Videos for Section 4.6


Section 4.6 is about a series of tricks for finding eigenvalues and sometimes eigenvectors, but mostly just eigenvalues. Once you know the eigenvalues you can find the eigenvectors by row reduction.:

1. The trace of a matrix is the sum of its diagonal entries. This has the property that $Tr(AB)=Tr(BA)$ for any two square matrices $A$ and $D$. If $A=PDP^{-1}$, then $$Tr(A) = Tr((PD)P^{-1}) = Tr (P^{-1}(PD))=Tr(D),$$ so the trace is the sum of the eigenvalues.

2. The determinant of a matrix isn't nearly as easy to compute as the trace, but it's almost as useful. It also has the property that $\det(AB)=\det(BA)$, so by the same argument as with traces, the determinant equals the product of the eigenvalues. The first video shows how to use traces and determinants to help compute eigenvalues.

3. Scaling a matrix, or adding a multiple of the identity to a matrix, doesn't change the eigenvectors, and does obvious things to the eigenvalues. The eigenvalues of $7A$ are 7 times the eigenvalues of $A$. The eigenvalues of $A + 5I$ are 5 more than the eigenvalues of $A$. The second video shows how to make use of this.

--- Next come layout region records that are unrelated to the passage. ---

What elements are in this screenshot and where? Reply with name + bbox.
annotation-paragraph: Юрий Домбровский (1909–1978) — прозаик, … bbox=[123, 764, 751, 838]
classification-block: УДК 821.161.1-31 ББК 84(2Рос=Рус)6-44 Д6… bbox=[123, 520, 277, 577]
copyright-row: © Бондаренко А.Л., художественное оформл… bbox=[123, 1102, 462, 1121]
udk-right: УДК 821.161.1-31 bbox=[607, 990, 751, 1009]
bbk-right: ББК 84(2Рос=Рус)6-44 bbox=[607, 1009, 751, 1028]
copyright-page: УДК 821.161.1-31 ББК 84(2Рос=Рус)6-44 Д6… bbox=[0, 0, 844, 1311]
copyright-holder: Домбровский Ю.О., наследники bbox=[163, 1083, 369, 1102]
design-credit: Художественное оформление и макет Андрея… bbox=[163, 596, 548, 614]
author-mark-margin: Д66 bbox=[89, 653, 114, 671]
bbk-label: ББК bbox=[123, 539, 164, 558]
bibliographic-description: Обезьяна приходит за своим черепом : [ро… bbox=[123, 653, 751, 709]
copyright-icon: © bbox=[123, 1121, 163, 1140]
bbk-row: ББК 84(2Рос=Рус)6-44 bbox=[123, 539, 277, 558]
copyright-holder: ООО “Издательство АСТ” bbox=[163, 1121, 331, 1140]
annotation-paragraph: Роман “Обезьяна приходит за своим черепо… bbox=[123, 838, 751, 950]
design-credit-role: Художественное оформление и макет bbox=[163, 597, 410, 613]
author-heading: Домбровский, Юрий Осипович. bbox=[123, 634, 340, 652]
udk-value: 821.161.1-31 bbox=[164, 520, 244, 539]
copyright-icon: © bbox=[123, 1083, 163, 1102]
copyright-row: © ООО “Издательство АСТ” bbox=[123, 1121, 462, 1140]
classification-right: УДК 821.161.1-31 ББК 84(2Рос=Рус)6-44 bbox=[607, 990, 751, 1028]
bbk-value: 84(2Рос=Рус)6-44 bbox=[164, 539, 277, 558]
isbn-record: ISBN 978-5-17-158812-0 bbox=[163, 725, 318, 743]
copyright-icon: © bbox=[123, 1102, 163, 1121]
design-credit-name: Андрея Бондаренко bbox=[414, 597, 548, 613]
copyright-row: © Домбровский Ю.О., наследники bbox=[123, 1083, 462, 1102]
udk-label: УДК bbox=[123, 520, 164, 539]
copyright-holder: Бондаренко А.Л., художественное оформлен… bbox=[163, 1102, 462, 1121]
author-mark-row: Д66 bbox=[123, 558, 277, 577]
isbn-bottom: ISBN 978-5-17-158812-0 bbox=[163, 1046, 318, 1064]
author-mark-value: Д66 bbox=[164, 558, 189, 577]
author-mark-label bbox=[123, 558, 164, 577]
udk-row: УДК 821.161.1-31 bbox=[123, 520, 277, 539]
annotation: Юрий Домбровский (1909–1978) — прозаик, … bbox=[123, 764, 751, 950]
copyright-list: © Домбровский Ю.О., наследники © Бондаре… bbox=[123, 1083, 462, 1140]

4. A matrix $M$ is called block triangular if it can be partitioned into blocks $M = \begin{pmatrix} A & B \cr C & D \end{pmatrix}$ with $A$ and $D$ square and $B$ and $C$ rectangular, and with either $C=0$ (which we call upper block triangular) or with $B=0$ (lower block triangular). If both $B$ and $C$ are zero, then we say that $M$ is block diagonal. In all of these cases, we have:
i. $p_M(\lambda) = p_A(\lambda) p_D(\lambda)$ and
ii. The eigenvalues of $M$ are the eigenvalues of $A$ and the eigenvalues of $D$.
(Note: my use of the letters $A,B,C,D$ here is a little different from that of the book.)
If $M$ is block diagonal, we can get the eigenvectors of $M$ easily from the eigenvectors of $A$ and $D$. If $M$ is only block triangular, then some of the eigenvectors are easy to find, while others are harder. The third video is all about block triangular and block diagonal matrices.

5. A row sum is the sum of the entries in a row. If all of the row sums are the same, or if all of the column sums are the same, then this common value is an eigenvalue. This comes up frequently in probability, and is explained in the last video.